The prospect of benefit reductions also failed to influence resignation decisions, with just 5 percent stating that would be their breaking point. Sadly, this has been reflected in practice: One of last year’s more shocking developments was the news that insurance company WellPoint reduced its own employee health benefits, even while encouraging staff to protest health care reform. In spite of that, there was no surge of people lining up to leave Wellpoint in response.
The point at which respondents begin to rankle, it seems, is the prospect of outright mistreatment. While toxic offices have inspired some of our favorite films, from Office Space to The Devil Wears Prada, they remain a professional hazard. Abuse can take different forms at different levels: Some superiors will demoralize staff to the extremes seen in the tragic suicides at Foxconn, while sexual harassment may (allegedly) come from such diverse figures as the New York Jets or the CEO of Hewlett-Packard. That kind of treatment would apparently cause 31 percent of respondents to move on.
And then there’s the suffering endured at the hands of customers and clients. By now we’re all familiar with one such incident, when an allegedly unruly passenger prompted the abrupt resignation and emergency chute escape of JetBlue flight attendant Steven Slater. And he’s likely not alone in his frustration: some 9 percent of respondents to the poll said they’d have likely done the same.

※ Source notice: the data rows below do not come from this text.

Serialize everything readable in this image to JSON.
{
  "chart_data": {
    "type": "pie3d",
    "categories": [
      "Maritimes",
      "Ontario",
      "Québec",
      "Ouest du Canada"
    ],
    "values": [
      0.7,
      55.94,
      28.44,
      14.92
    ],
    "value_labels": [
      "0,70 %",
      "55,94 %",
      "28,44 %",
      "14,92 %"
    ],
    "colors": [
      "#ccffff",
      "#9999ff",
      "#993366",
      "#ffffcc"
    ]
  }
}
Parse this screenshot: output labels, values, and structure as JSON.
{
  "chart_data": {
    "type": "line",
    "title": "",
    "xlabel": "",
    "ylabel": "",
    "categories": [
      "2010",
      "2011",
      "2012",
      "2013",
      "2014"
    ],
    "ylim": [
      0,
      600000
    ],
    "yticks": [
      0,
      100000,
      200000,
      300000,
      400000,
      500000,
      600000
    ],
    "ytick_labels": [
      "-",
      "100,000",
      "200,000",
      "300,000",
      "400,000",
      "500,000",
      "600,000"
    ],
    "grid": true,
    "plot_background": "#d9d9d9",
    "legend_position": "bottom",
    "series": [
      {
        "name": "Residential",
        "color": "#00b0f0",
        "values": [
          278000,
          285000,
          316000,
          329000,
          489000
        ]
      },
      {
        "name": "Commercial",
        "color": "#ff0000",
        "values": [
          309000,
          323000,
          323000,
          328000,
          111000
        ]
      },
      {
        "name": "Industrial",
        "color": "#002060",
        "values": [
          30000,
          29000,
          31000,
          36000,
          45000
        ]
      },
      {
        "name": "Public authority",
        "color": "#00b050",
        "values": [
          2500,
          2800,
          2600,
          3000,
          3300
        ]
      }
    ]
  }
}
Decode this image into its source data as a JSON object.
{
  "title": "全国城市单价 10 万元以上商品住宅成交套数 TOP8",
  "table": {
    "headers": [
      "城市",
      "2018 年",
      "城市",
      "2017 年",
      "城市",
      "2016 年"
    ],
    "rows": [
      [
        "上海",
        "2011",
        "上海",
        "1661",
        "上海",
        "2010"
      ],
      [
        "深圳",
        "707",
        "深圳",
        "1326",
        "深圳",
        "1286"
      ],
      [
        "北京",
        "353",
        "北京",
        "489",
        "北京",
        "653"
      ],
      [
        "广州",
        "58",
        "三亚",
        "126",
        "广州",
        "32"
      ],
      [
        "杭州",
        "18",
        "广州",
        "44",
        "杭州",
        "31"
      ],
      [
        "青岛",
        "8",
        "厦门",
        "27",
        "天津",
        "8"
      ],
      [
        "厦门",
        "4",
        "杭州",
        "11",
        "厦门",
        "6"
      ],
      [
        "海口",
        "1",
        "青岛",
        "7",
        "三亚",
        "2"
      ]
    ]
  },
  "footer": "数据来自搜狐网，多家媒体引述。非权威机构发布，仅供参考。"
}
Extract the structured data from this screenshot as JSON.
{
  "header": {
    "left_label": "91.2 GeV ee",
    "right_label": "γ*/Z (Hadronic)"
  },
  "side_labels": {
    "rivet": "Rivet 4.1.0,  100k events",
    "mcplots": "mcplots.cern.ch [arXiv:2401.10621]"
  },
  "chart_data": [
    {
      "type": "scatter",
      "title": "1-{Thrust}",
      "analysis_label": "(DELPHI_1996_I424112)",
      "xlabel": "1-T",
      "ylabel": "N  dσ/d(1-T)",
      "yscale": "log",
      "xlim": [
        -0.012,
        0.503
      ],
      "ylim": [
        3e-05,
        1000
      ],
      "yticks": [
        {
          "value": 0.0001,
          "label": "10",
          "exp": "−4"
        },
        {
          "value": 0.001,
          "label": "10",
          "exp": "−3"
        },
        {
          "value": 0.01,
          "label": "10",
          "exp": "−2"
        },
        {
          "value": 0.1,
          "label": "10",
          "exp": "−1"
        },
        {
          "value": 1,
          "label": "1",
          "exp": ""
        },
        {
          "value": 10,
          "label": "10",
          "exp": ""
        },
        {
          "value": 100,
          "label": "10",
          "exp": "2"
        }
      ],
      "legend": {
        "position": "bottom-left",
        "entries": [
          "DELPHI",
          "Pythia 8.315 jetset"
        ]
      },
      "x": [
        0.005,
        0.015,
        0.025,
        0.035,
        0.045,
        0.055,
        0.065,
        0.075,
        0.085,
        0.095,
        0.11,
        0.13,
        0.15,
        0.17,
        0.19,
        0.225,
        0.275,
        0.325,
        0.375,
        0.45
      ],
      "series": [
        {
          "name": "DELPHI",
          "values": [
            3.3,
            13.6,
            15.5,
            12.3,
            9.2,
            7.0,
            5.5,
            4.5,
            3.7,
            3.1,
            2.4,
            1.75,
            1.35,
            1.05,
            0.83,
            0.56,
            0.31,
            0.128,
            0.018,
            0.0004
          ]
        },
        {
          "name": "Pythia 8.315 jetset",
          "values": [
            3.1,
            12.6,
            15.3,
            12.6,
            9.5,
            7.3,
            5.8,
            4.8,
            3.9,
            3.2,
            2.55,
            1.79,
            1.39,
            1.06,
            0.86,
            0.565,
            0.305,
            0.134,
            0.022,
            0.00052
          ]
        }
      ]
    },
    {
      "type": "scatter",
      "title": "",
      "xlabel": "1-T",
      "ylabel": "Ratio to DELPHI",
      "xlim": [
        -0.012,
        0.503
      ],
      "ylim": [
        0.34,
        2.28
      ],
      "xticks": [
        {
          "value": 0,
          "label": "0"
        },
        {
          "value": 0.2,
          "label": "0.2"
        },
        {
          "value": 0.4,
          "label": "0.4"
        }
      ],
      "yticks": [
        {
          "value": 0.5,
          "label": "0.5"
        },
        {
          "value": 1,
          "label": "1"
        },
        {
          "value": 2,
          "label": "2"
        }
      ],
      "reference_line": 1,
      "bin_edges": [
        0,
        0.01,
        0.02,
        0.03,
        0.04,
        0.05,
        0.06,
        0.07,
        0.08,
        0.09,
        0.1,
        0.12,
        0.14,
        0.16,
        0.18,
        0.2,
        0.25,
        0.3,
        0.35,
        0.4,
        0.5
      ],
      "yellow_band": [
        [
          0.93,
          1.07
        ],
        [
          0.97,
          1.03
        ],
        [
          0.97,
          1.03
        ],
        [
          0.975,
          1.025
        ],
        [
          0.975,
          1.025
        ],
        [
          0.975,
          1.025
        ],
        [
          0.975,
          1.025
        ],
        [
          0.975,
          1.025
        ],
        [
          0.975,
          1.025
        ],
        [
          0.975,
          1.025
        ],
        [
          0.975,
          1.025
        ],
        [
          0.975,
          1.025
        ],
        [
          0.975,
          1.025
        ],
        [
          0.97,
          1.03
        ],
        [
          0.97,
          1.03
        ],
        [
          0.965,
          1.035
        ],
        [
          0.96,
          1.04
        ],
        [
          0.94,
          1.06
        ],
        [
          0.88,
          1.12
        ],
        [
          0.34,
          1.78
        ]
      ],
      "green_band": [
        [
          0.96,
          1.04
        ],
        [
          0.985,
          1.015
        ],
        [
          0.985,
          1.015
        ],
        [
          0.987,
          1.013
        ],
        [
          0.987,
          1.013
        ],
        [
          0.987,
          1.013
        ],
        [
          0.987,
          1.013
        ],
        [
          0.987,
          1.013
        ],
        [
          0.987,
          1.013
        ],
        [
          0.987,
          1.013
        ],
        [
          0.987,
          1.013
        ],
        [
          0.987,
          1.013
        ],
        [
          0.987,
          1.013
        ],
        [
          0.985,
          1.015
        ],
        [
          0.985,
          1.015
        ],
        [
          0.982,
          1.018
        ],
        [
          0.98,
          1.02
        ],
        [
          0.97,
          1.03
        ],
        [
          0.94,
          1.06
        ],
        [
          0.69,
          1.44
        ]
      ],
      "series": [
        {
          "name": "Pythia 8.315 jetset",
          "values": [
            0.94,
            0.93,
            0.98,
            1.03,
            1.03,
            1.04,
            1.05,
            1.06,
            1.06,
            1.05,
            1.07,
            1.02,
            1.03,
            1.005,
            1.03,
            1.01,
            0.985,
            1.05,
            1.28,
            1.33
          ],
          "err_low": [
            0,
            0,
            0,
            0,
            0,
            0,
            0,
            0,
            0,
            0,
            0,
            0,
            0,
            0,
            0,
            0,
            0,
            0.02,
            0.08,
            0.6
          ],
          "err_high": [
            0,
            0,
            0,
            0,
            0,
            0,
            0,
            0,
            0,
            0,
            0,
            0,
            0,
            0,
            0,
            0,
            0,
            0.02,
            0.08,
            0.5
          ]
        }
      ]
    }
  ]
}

Ultimately, however, stability rules the day: Nearly half of our respondents confirmed the notion that the only way they’d quit is with a new job waiting for them. But even if that seems the safe bet, it’s not always the wisest—by continuing at a job that doesn’t meet your standards, not only do you risk stagnating but your industry does as well. As posited by author AnnaLee Saxenian in a Wired article, “Job-hopping, rather than climbing the career ladder within a corporation, facilitates flows of information and know-how between individuals, firms, and industries.” When the workforce is able to distribute its talents effectively to where they are required, that’s when growth becomes possible.
While one hopes that a healthy dose of self-esteem should sufficiently compel disenchanted employees to say enough is enough, the viral popularity of “folk heroes” like Steven Slater and TheChive.com’s fictional “Jenny” still indicates a sense of powerlessness in the workforce. Their exploits, real or not, reflect what many wish they could do themselves—throw caution to the wind, and “deploy the slide” as a defiant act of personal satisfaction. But without dramatic improvements in the rate of job creation, most will remain in a holding pattern.